Chen Dalin tergagap berkata, “Zhang Mingyu, kita baru telepon pagi ini, kan?”

“Iya!”

“Lalu dalam beberapa jam kamu sudah buat lagu?”

“Iya!”

“Kamu tidak bohong?”

“Tidak!”

“Kalau kualitasnya?”

Chen Dalin tidak ragu pada Zhang Mingyu, tapi dia tahu kesulitan menciptakan lagu, jadi khawatir.

“Tenang saja!”

Zhang Mingyu tenang sekali.

Tak perlu khawatir soal kualitas!

Tidak ada lagu yang lebih cocok dari ini!

“Lagu itu judulnya apa?”

“‘Meminjam Lima Ratus Tahun Lagi dari Langit’!”

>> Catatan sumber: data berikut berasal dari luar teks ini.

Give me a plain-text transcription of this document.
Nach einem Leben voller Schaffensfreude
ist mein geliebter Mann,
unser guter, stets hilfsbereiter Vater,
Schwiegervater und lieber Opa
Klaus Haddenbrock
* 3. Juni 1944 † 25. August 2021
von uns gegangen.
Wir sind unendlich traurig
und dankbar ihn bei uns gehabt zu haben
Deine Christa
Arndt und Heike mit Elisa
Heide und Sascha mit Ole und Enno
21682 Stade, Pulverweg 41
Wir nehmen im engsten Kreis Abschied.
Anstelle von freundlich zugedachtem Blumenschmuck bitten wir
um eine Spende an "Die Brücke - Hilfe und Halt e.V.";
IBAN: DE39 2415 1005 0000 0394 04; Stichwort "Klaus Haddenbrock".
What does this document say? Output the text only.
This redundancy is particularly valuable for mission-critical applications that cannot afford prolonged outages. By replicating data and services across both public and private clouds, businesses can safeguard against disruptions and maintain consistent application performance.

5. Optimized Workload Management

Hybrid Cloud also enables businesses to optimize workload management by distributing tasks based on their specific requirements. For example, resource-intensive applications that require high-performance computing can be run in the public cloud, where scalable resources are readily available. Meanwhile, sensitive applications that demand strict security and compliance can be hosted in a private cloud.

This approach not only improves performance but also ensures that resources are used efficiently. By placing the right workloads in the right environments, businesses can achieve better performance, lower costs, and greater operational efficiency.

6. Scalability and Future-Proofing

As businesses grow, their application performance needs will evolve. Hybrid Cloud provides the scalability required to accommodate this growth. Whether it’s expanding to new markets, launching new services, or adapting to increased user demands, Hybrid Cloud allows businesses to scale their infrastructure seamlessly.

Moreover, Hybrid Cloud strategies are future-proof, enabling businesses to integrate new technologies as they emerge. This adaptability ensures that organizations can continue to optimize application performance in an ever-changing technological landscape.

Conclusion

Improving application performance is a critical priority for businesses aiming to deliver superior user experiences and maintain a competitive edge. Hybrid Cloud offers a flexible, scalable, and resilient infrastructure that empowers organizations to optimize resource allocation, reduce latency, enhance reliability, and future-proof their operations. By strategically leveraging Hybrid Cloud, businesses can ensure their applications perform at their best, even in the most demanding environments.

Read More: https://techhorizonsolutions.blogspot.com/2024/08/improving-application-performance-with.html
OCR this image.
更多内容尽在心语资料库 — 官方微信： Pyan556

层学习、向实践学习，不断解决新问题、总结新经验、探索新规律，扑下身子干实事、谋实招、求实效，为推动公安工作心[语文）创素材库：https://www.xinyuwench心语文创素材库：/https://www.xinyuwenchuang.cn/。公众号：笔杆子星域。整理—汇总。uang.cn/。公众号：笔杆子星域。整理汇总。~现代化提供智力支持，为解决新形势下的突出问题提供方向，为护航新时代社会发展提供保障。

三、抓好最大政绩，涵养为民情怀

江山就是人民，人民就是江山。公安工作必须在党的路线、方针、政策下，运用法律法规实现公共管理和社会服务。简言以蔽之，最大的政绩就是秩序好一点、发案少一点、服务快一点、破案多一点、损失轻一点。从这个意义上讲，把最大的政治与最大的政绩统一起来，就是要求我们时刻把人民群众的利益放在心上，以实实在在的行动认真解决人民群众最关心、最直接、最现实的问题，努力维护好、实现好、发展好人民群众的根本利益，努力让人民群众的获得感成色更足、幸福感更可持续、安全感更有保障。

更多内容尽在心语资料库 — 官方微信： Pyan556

Chen Daoming terdiam sejenak, lalu berkomentar, “Judul yang sangat gagah!”

Chen Dalin juga berkata, “Dari judulnya saja sudah terasa megah dan agung!”

“Kalian mau dengar?”

“Tentu saja!”

“Mari ikut aku!”

“Mau ke mana?”

“Studio rekaman!”

Zhang Mingyu berencana menyanyikan lagu itu untuk mereka sekaligus merekamnya agar nanti tidak perlu rekaman lagi.

“Tunggu sebentar, aku ganti baju dulu.”

“Silakan!”

Chen Dalin mengangguk.

Zhang Mingyu pergi.

Zhou Qiqi kembali ke kamarnya.

Saat itu, Chen Daoming tak tahan berkata, “Lao Lin, aku rasa Zhang Mingyu agak setengah hati.”

“Aku juga merasa ada yang kurang tepat.”

Mereka menginginkan lagu sekelas “Ayah”, bukan lagu asal-asalan untuk karya yang telah mereka curahkan segalanya.